On December 10, 2022, award-winning Chinese science fiction writer Han Song began documenting his struggle with COVID-19 on his Weibo account. Han Song’s “Covid Diary,” which was accompanied by various pictures he took with his cellphone, went viral online.
Translator’s note: On December 10, 2022, award-winning Chinese science fiction writer Han Song began documenting his struggle with COVID-19 on his Weibo account. His chronicle corresponded with the sudden lifting of Zero-COVID-related policies in China and a rapid spike in coronavirus cases throughout China. Han Song’s “Covid Diary,” which was accompanied by various pictures he took with his cellphone, went viral online. (Earlier in 2022, Han Song had already gained much attention for his public struggle with dementia-like symptoms, which he also recorded on social media.) This English translation is the eighteenth and final installment of his blog, which captures what it is like for many patients struggling with COVID-19 during the unprecedented wave of COVID infections in late 2022 and early 2023. – M.B.
(Installment 18) Monday, January 9; Day 31
I began to feel unwell and tested positive for COVID-19 on December 9. So, as of today, it has been exactly one month since I have been sick.
For the past few days my coughing and wheezing have intensified, and I have also been suffering from tachycardia and heart palpitations. There was even one moment when I felt like my symptoms might be life-threatening. I decided I needed to go back to the hospital.
I was unable to make an appointment at the Respiratory Critical Care Department at Peking University Hospital. Instead, I decided to go back to the emergency room. Last time I visited the ER was on December 27.
I took the subway and arrived at Peking University Hospital’s ER at 4:30 pm. As soon as I got there, I was immediately struck by a comforting sense of familiarity. There seemed to be fewer patients at the ER than the last time around. They are saying that Beijing has already gotten over the hump when it comes to the peak of COVID-19 infections.
Last time I came here I arrived at 7:30 pm and, upon registration I was given No. 317 and was told that there were more than 80 patients ahead of me in the queue. This time, after arriving at 4:30 pm, I was No. 179, and there were less than 30 patients ahead of me. And, unlike last time, when there were constant ambulances coming in with new patients, I didn’t see a single ambulance this time.
But there was one thing that didn’t change at all since my last visit to the hospital: the main entrance hall, the hallways, and area beside the elevators were all full of patients, with many of them receiving IV infusions or on oxygen. Many of them appeared to be on their last breath. The emergency room and observation room were completely full, and occasionally, new patients were brought in on wheelchairs or stretchers.

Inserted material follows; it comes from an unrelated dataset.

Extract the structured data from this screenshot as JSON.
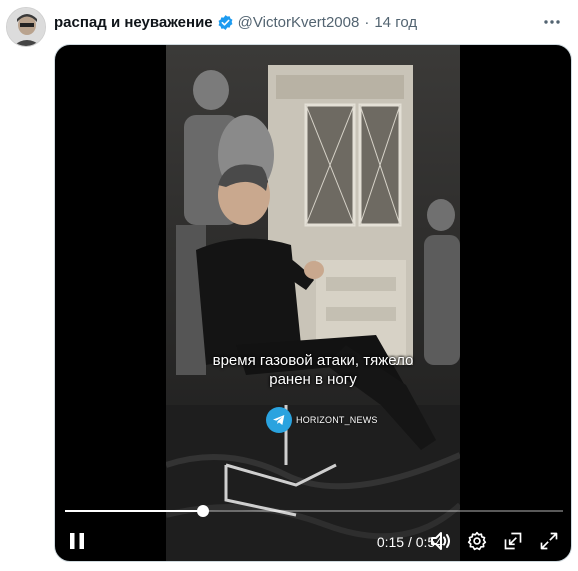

The nurse at the triage desk had me undergo an EKG, which showed signs of sinus tachycardia and indicated that I might have an enlarged left atrium and ventricular hypertrophy on both the right and left sides.
Like last time, two young doctors were stationed at the emergency room’s internal medicine department, one male and one female. The consultation room was still packed with patients, there was even a patient on a bed receiving oxygen.
The male doctor was extremely conscientious and carefully listened as I explained that I was suffering from COVID-19 in addition to asthma. He said, “That is a serious condition!” He then proceeded to listen to my heart and lungs with the stethoscope; he observed that my heart rate was still well over 100 beats per minute. He requested I undergo a more thorough examination; in addition to checking my blood pressure and a blood test, he looked up the results of my CT scan from twenty days ago and asked me to have another CT.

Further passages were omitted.